熱海土石流“無傷”の地蔵 紙から造られていた 上原美術館・田島さん調査

 熱海市伊豆山で7月に発生した大規模土石流で被災した地蔵堂から奇跡的に“救出”された逢初(あいぞめ)地蔵堂本尊が、紙で造られていることが14日までに、上原美術館(下田市)の田島整主任学芸員の調査で分かった。紙を練り込んで造られた仏像は全国に数点あるが、田島学芸員によると、県内では極めて珍しいという。

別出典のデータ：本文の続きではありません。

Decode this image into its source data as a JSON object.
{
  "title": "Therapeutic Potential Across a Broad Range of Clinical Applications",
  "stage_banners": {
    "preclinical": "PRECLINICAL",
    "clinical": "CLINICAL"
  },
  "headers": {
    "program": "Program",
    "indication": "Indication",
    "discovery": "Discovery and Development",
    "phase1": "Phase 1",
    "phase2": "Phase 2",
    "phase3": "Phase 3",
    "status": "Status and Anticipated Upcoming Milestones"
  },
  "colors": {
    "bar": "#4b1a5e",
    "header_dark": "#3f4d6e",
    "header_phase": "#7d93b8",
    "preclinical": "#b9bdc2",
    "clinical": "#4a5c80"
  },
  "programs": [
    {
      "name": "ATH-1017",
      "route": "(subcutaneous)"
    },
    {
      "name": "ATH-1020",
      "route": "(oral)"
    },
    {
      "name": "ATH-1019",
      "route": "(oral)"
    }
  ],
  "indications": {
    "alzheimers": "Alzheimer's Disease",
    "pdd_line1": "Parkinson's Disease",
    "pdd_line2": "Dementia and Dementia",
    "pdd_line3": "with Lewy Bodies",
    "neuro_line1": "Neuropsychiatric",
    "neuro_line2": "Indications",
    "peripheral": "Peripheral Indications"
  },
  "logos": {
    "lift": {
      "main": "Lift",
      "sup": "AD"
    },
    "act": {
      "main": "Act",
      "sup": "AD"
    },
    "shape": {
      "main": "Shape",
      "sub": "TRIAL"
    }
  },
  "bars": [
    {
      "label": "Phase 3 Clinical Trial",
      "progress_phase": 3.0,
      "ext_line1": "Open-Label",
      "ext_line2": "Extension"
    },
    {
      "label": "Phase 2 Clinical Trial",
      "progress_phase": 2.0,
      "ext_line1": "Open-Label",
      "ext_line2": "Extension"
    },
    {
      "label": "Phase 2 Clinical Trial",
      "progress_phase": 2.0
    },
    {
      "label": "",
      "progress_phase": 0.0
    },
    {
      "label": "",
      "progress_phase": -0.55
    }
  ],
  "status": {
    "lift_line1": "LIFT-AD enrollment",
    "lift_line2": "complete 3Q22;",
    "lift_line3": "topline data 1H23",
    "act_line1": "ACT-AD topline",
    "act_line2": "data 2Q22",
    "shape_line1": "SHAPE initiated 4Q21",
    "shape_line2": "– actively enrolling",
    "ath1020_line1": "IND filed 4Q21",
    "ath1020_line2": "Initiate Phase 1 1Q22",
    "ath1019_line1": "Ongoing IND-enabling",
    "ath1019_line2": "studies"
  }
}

紙で造られていたことが判明した逢初地蔵堂本尊=熱海市伊豆山
紙で造られていたことが判明した逢初地蔵堂本尊=熱海市伊豆山
逢初地蔵堂本尊について解説する田島主任学芸員=熱海市
逢初地蔵堂本尊について解説する田島主任学芸員=熱海市
紙で造られていたことが判明した逢初地蔵堂本尊=熱海市伊豆山
逢初地蔵堂本尊について解説する田島主任学芸員=熱海市

 13日に熱海市で開かれた講演会で明らかにした。本尊が安置されていた地蔵堂は国道135号の逢初橋付近にあり、大量の土砂で外壁などが損壊した。しかし本尊は無傷で見つかり、現在は近くの施設に保管されている。
 本尊は源頼朝の長女大姫の病が治ることを祈り北条政子が書写した経文を練り上げて造ったとの伝説がある。
 田島学芸員によると1590年の豊臣秀吉による小田原征伐の際、伊豆山は焼き打ちに遭い、本尊は消失した。しかし1725年、伊豆山の寺院「般若院」の僧侶が地蔵堂を立て直し、経文を練り上げて本尊を造ったという。田島学芸員が10月に調査した際、本尊の一部に「般若院」などと記された紙が張り合わされているのが見つかった。田島学芸員は「文化財指定はされていないが、極めて貴重な仏像。地域の誇りになると思う」と語った。地蔵堂は現在、地元NPO法人が修復作業を進めている。